A evolução da pandemia da Covid-19 no Espírito Santo está longe de atender aos indicadores epidemiológicos estabelecidos pela Fundação Osvaldo Cruz (Fiocruz) para que seja considerado possível controlar os surtos previstos de acontecerem com a reabertura das escolas.
A última avaliação, feita pelo doutor em matemática e professor da Universidade Federal do Espírito Santo (Ufes) Etereldes Gonçalves Junior, mostra um crescimento da média móvel de casos e da velocidade de transmissão (Rt) ao longo de todo o mês de setembro.
O professor ressalta que os “indicadores epidemiológicos para a reabertura de escola da Fiocruz não são indicadores sanitários”, estes, relacionados a quais medidas as escolas devem tomar. “O documento da Fiocruz também traz esses protocolos e medidas, distanciamento, máscara, álcool em gel, transporte escolar, mas antes, tem que haver condições epidemiológicas de reabertura. É preciso distinguir as duas coisas”, explica.

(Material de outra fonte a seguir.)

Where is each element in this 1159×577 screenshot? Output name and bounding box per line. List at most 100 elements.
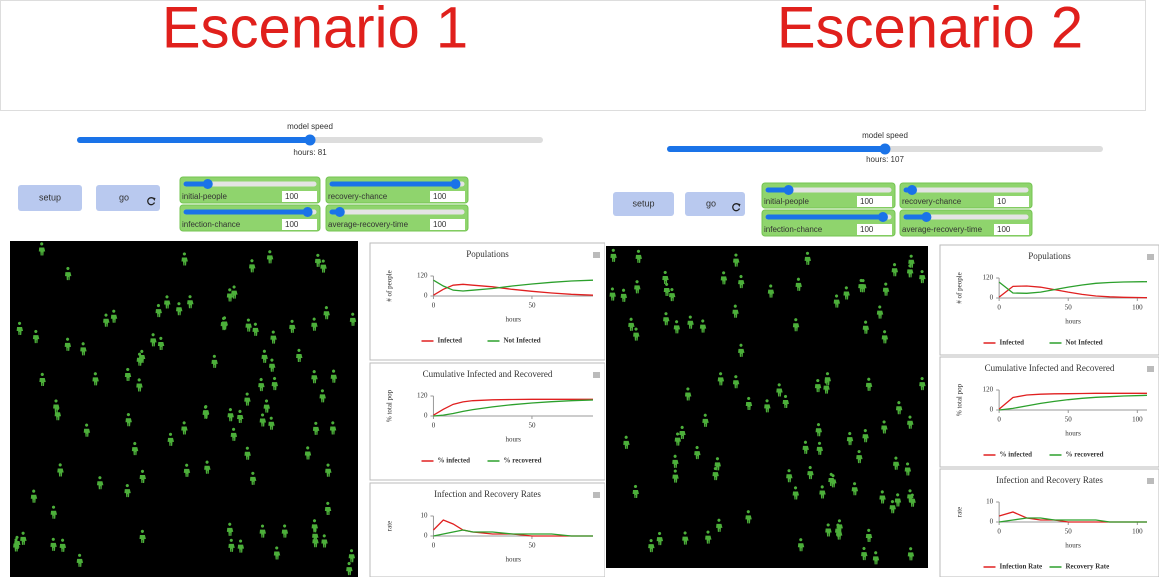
hours-label: hours: 107 [866,155,904,164]
chart-title: Populations [466,249,509,259]
chart-frame [370,363,605,480]
y-tick-label: 120 [983,274,994,282]
chart: Infection and Recovery Ratesrate01005010… [940,469,1159,577]
slider-value: 100 [433,220,447,229]
x-tick-label: 0 [432,422,436,430]
slider-label: average-recovery-time [902,225,983,234]
slider-value: 100 [997,225,1011,234]
x-tick-label: 0 [997,304,1001,312]
y-tick-label: 0 [990,518,994,526]
legend-label: % recovered [504,457,542,465]
y-tick-label: 10 [420,512,428,520]
legend-label: % recovered [1066,451,1104,459]
legend-label: Not Infected [504,337,541,345]
y-tick-label: 0 [990,406,994,414]
y-tick-label: 10 [986,498,994,506]
y-axis-label: rate [956,507,964,518]
x-axis-label: hours [1065,542,1081,550]
chart-title: Infection and Recovery Rates [996,475,1103,485]
x-tick-label: 50 [1065,304,1073,312]
screenshot: Escenario 1 model speed hours: 81 setup go in… [0,0,1159,577]
x-axis-label: hours [505,316,521,324]
chart-frame [940,469,1159,577]
x-tick-label: 50 [528,542,536,550]
y-tick-label: 120 [417,392,428,400]
x-axis-label: hours [1065,430,1081,438]
slider-value: 100 [285,192,299,201]
hours-label: hours: 81 [293,148,327,157]
chart-frame [370,243,605,360]
legend-label: Not Infected [1066,339,1103,347]
slider-thumb[interactable] [784,185,794,195]
y-axis-label: rate [386,521,394,532]
chart-frame [940,357,1159,467]
world-view [10,241,358,577]
legend-label: Recovery Rate [1066,563,1110,571]
scenario-title: Escenario 2 [777,0,1083,60]
speed-label: model speed [862,131,908,140]
y-tick-label: 120 [417,272,428,280]
chart-frame [940,245,1159,355]
slider-value: 100 [433,192,447,201]
chart-title: Populations [1028,251,1071,261]
y-tick-label: 0 [424,412,428,420]
slider-thumb[interactable] [451,179,461,189]
x-tick-label: 0 [997,416,1001,424]
button-label: setup [632,198,654,208]
x-tick-label: 100 [1132,304,1143,312]
chart-title: Cumulative Infected and Recovered [423,369,553,379]
x-axis-label: hours [1065,318,1081,326]
y-tick-label: 0 [990,294,994,302]
x-tick-label: 50 [1065,528,1073,536]
slider-label: recovery-chance [902,197,962,206]
slider-label: infection-chance [182,220,241,229]
slider-value: 10 [997,197,1006,206]
slider-label: infection-chance [764,225,823,234]
y-tick-label: 120 [983,386,994,394]
scenario-title: Escenario 1 [162,0,468,60]
slider-thumb[interactable] [921,212,931,222]
x-tick-label: 0 [432,302,436,310]
slider-thumb[interactable] [303,207,313,217]
slider-thumb[interactable] [878,212,888,222]
chart-title: Cumulative Infected and Recovered [985,363,1115,373]
button-label: go [706,198,716,208]
slider-label: initial-people [764,197,809,206]
chart: Populations # of people 0 120 0 50 100 hours Inf… [940,245,1159,355]
chart: Infection and Recovery Rates rate 0 10 0 50 ho… [370,483,605,577]
y-axis-label: # of people [386,270,394,302]
button-label: go [119,192,129,202]
legend-label: Infected [1000,339,1025,347]
x-tick-label: 50 [528,422,536,430]
speed-thumb[interactable] [880,144,891,155]
slider-label: recovery-chance [328,192,388,201]
legend-label: Infected [438,337,463,345]
y-axis-label: # of people [956,272,964,304]
x-tick-label: 0 [432,542,436,550]
speed-thumb[interactable] [305,135,316,146]
slider-label: average-recovery-time [328,220,409,229]
legend-label: % infected [1000,451,1033,459]
x-tick-label: 100 [1132,416,1143,424]
legend-label: Infection Rate [1000,563,1043,571]
y-tick-label: 0 [424,292,428,300]
x-tick-label: 50 [1065,416,1073,424]
button-label: setup [39,192,61,202]
x-tick-label: 50 [528,302,536,310]
chart: Cumulative Infected and Recovered % total… [940,357,1159,467]
slider-thumb[interactable] [907,185,917,195]
speed-label: model speed [287,122,333,131]
slider-value: 100 [285,220,299,229]
slider-label: initial-people [182,192,227,201]
y-tick-label: 0 [424,532,428,540]
chart: Cumulative Infected and Recovered% total… [370,363,605,480]
legend-label: % infected [438,457,471,465]
chart-title: Infection and Recovery Rates [434,489,541,499]
slider-value: 100 [860,225,874,234]
x-tick-label: 100 [1132,528,1143,536]
x-tick-label: 0 [997,528,1001,536]
y-axis-label: % total pop [956,383,964,416]
slider-thumb[interactable] [203,179,213,189]
slider-thumb[interactable] [335,207,345,217]
x-axis-label: hours [505,556,521,564]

Como já explanado em reportagem deste Século Diário nessa terça-feira (28), o Espírito Santo
atende a apenas dois dos sete indicadores da Fiocruz, não havendo, portanto, condições epidemiológicas minimamente seguras para permitir que mais de um milhão de pessoas, entre alunos, professores e servidores, voltem para as salas de aula.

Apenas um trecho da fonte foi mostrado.